The tool captures screenshots in addition to text.

doodlesdev · on June 29, 2022

That seems awfully simillar to archive.org wayback machine. I do like to see all these archival projects though, they are certainly worthwhile.

lazyjeff · on June 29, 2022

irchiver captures text on the page, and separately OCRs the screenshots (specifically, the screenshot from your viewport). So you can search just what was shown on the page, or what was in the page.

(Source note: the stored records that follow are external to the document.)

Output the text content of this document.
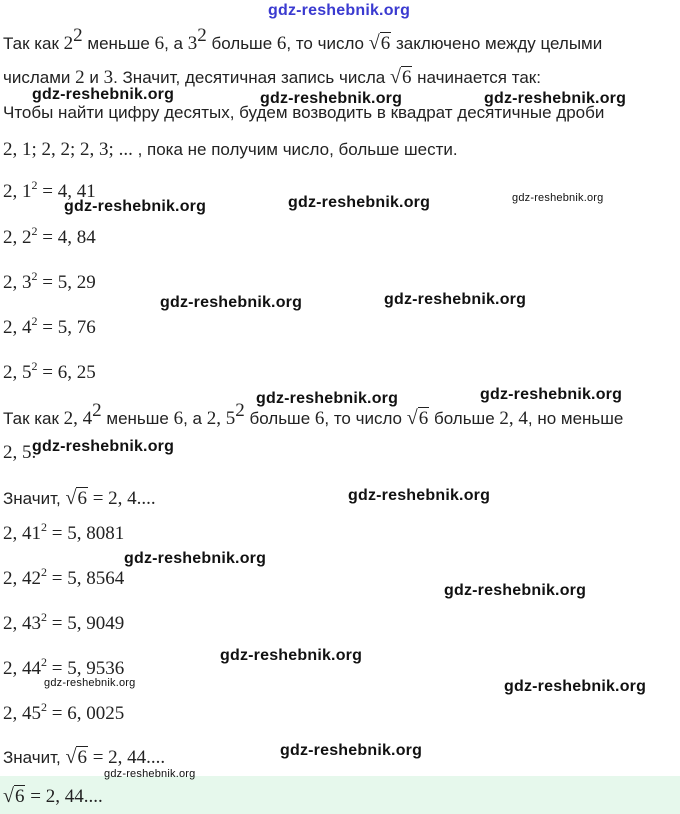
Так как $2^2$ меньше 6, а $3^2$ больше 6, то число √6 заключено между целыми
числами 2 и 3. Значит, десятичная запись числа √6 начинается так:
Чтобы найти цифру десятых, будем возводить в квадрат десятичные дроби
2, 1; 2, 2; 2, 3; ... , пока не получим число, больше шести.
2, $1^2 = 4$, 41
2, $2^2 = 4$, 84
2, $3^2 = 5$, 29
2, $4^2 = 5$, 76
2, $5^2 = 6$, 25
Так как 2, $4^2$ меньше 6, а 2, $5^2$ больше 6, то число √6 больше 2, 4, но меньше
2, 5.
Значит, √6 = 2, 4....
2, $41^2 = 5$, 8081
2, $42^2 = 5$, 8564
2, $43^2 = 5$, 9049
2, $44^2 = 5$, 9536
2, $45^2 = 6$, 0025
Значит, √6 = 2, 44....
√6 = 2, 44....
gdz-reshebnik.org
gdz-reshebnik.org	gdz-reshebnik.org	gdz-reshebnik.org
gdz-reshebnik.org	gdz-reshebnik.org	gdz-reshebnik.org
gdz-reshebnik.org	gdz-reshebnik.org
gdz-reshebnik.org	gdz-reshebnik.org
gdz-reshebnik.org
gdz-reshebnik.org
gdz-reshebnik.org
gdz-reshebnik.org
gdz-reshebnik.org
gdz-reshebnik.org	gdz-reshebnik.org
gdz-reshebnik.org
gdz-reshebnik.org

Both techniques have pros and cons.

While archive.org is fantastic, it can only capture pages that are both 1) publicly accessible (i.e. no social media content) that it happens to crawl, and 2) static content (you're out of luck if the content you want is loaded dynamically, or changes depending on user input).

pabs3 · on June 30, 2022

IIRC archive.org does save the JS and things it downloads, so you can replay them when you visit the archived site later.

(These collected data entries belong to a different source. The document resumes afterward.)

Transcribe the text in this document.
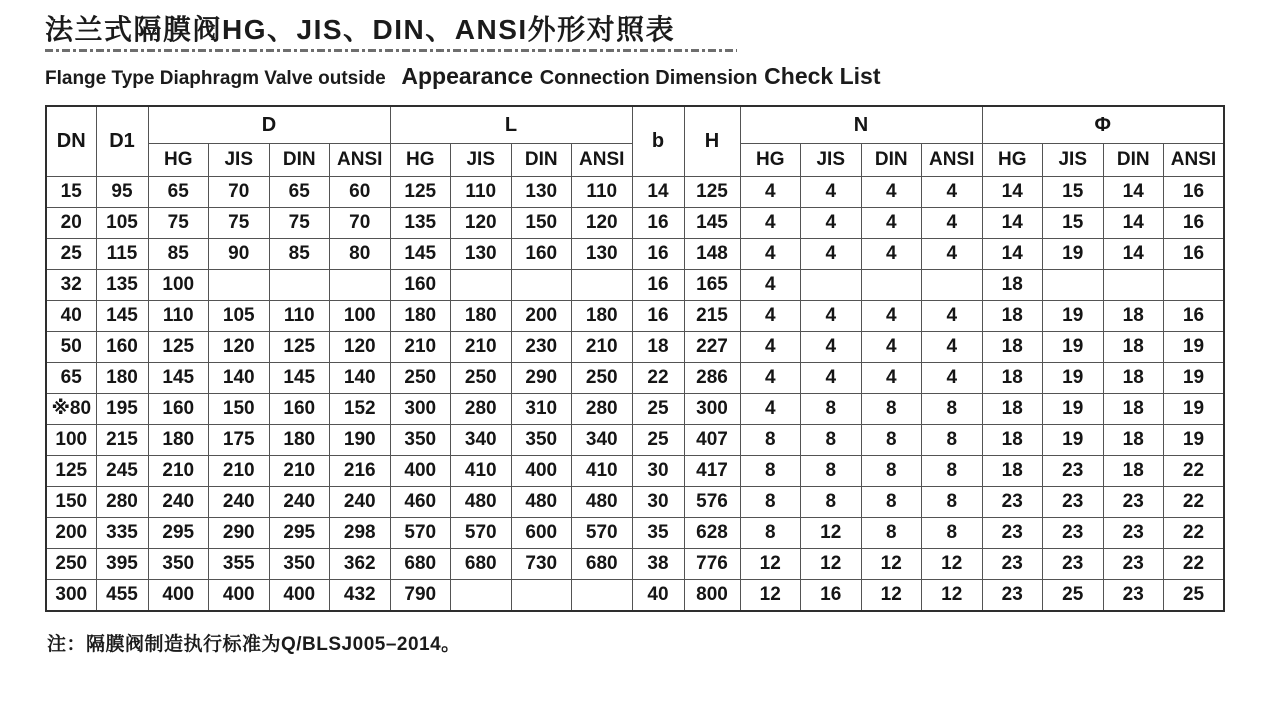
法兰式隔膜阀HG、JIS、DIN、ANSI外形对照表
Flange Type Diaphragm Valve outside Appearance Connection Dimension Check List
DN	D1	D				L				b	H	N				Φ			
		HG	JIS	DIN	ANSI	HG	JIS	DIN	ANSI			HG	JIS	DIN	ANSI	HG	JIS	DIN	ANSI
15	95	65	70	65	60	125	110	130	110	14	125	4	4	4	4	14	15	14	16
20	105	75	75	75	70	135	120	150	120	16	145	4	4	4	4	14	15	14	16
25	115	85	90	85	80	145	130	160	130	16	148	4	4	4	4	14	19	14	16
32	135	100				160				16	165	4				18			
40	145	110	105	110	100	180	180	200	180	16	215	4	4	4	4	18	19	18	16
50	160	125	120	125	120	210	210	230	210	18	227	4	4	4	4	18	19	18	19
65	180	145	140	145	140	250	250	290	250	22	286	4	4	4	4	18	19	18	19
※80	195	160	150	160	152	300	280	310	280	25	300	4	8	8	8	18	19	18	19
100	215	180	175	180	190	350	340	350	340	25	407	8	8	8	8	18	19	18	19
125	245	210	210	210	216	400	410	400	410	30	417	8	8	8	8	18	23	18	22
150	280	240	240	240	240	460	480	480	480	30	576	8	8	8	8	23	23	23	22
200	335	295	290	295	298	570	570	600	570	35	628	8	12	8	8	23	23	23	22
250	395	350	355	350	362	680	680	730	680	38	776	12	12	12	12	23	23	23	22
300	455	400	400	400	432	790				40	800	12	16	12	12	23	25	23	25

注：隔膜阀制造执行标准为Q/BLSJ005–2014。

doodlesdev · on July 1, 2022

I guess the difference in this case is that the JS on web archive relies on future browsers being backwards compatible, whereas irchiver relies on much less to stay timeless which is good. Although I don't think JavaScript will ever get a major update (as in breaking comparability) I believe relying on that is not a perfect way to archive web content. This kind of backwards compatibility breakage is something we have seen before with the deprecation of Adobe Flash and it could theoretically happen elsewhere on the web stack.

pabs3 · on July 1, 2022

Agreed, I wish they would archive the DOM too like archive.is does instead of just the requests.